В конце 1988 года некоторые коллеги Горбачева предлагали конституционно закрепить единое государство в виде сильной президентской федерации с централизованным контролем над налогами и финансами. Вместо этого Горбачев стал продвигать фатальную политику «сильный центр — сильные республики», несмотря на наглядно-негативный пример Югославии. Его реформа наделила громадными полномочиями такие институты, как Съезд народных депутатов и Верховный Совет — представительные органы, громоздкие и неспособные к управлению. Диктатура партии, по крайней мере, позволяла запустить болезненные и трудные реформы и контролировать их продвижение. Пришедший на смену «демократический социализм» означал выход из-под партийной опеки и либерализацию, но он же открыл ворота для агрессивного популизма и национального сепаратизма, в первую очередь в Российской Федерации, не обеспечив системы сдержек и противовесов. Параллельная катастрофа произошла в экономике. Реформы, подготовленные с самыми благими намерениями советскими экономистами и технократами, оказались дорогой к хаосу, позволили новым хозяйствующим субъектам наживаться на разрушении существующей экономики и присвоении государственных налогов и фондов, вместо того чтобы инвестировать в старые активы и создавать новые. Из-за этого в госбюджете образовалась постоянно растущая дыра. А продвижение «республиканского самофинансирования» только подогрело сепаратистские настроения и похоронило шанс на создание новой федеративной системы.
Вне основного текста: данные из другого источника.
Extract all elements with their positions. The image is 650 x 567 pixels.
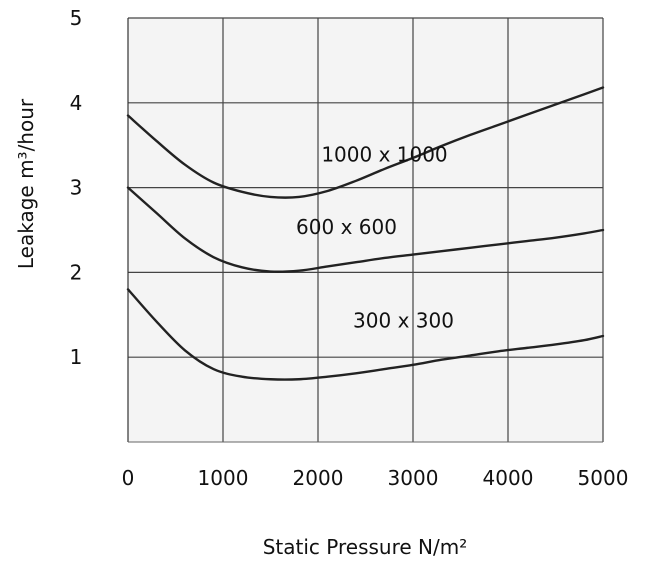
y-axis-ticks: 1 2 3 4 5 (70, 6, 83, 369)
y-tick-label: 4 (70, 91, 83, 115)
x-tick-label: 0 (122, 466, 135, 490)
x-axis-ticks: 0 1000 2000 3000 4000 5000 (122, 466, 629, 490)
series-label-1: 1000 x 1000 (321, 142, 447, 166)
x-tick-label: 2000 (293, 466, 344, 490)
y-axis-label: Leakage m³/hour (14, 98, 38, 269)
x-tick-label: 1000 (198, 466, 249, 490)
series-lines (126, 86, 605, 381)
x-axis-label: Static Pressure N/m² (263, 535, 468, 559)
x-tick-label: 3000 (388, 466, 439, 490)
series-label-2: 600 x 600 (296, 215, 397, 239)
x-tick-label: 4000 (483, 466, 534, 490)
series-line-3 (126, 288, 605, 381)
series-label-3: 300 x 300 (353, 309, 454, 333)
series-labels: 1000 x 1000 600 x 600 300 x 300 (296, 142, 454, 332)
series-line-2 (126, 186, 605, 273)
y-tick-label: 1 (70, 345, 83, 369)
y-tick-label: 5 (70, 6, 83, 30)
x-tick-label: 5000 (578, 466, 629, 490)
grid-lines (127, 17, 604, 443)
series-line-1 (126, 86, 605, 199)
y-tick-label: 2 (70, 260, 83, 284)
y-tick-label: 3 (70, 176, 83, 200)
В начале 1990 года Горбачеву представился, пожалуй, последний случай выйти из тяжелой ситуации победителем. Его советник по экономике Николай Петраков разработал отличную и оригинальную программу радикальных экономических реформ. Советский лидер, недавно обретший президентские полномочия, все еще контролировал партию и госаппарат. Хотя Литва уже открыто восстала против Союза, славянское ядро страны по-прежнему подчинялось центру. Горбачев мог назначить новое правительство, ввести президентское правление, временно свернуть права республик и перейти к решительным рыночным реформам. Это было бы, несомненно, очень рискованное предприятие, но вполне осуществимое и способное изменить общественный и политический климат по всей стране. Однако вместо того, чтобы действовать, Горбачев колебался и ждал, а между тем окно возможностей захлопнулось: 1990-й прошел и стал годом упущенных шансов, когда всем открылась слабость союзного правительства. Главным бенефициантом этой неразберихи стал Ельцин. В то же время во внешней политике Горбачев умел поступать решительно, как в случае с объединением Германии и после вторжения Ирака в Кувейт. Если бы он также поступал во внутренних делах, будущее Советского Союза могло бы сложиться иначе. Но почитатель Ленина оказался учеником чародея, который не знал, как вернуть под контроль разбуженные им силы.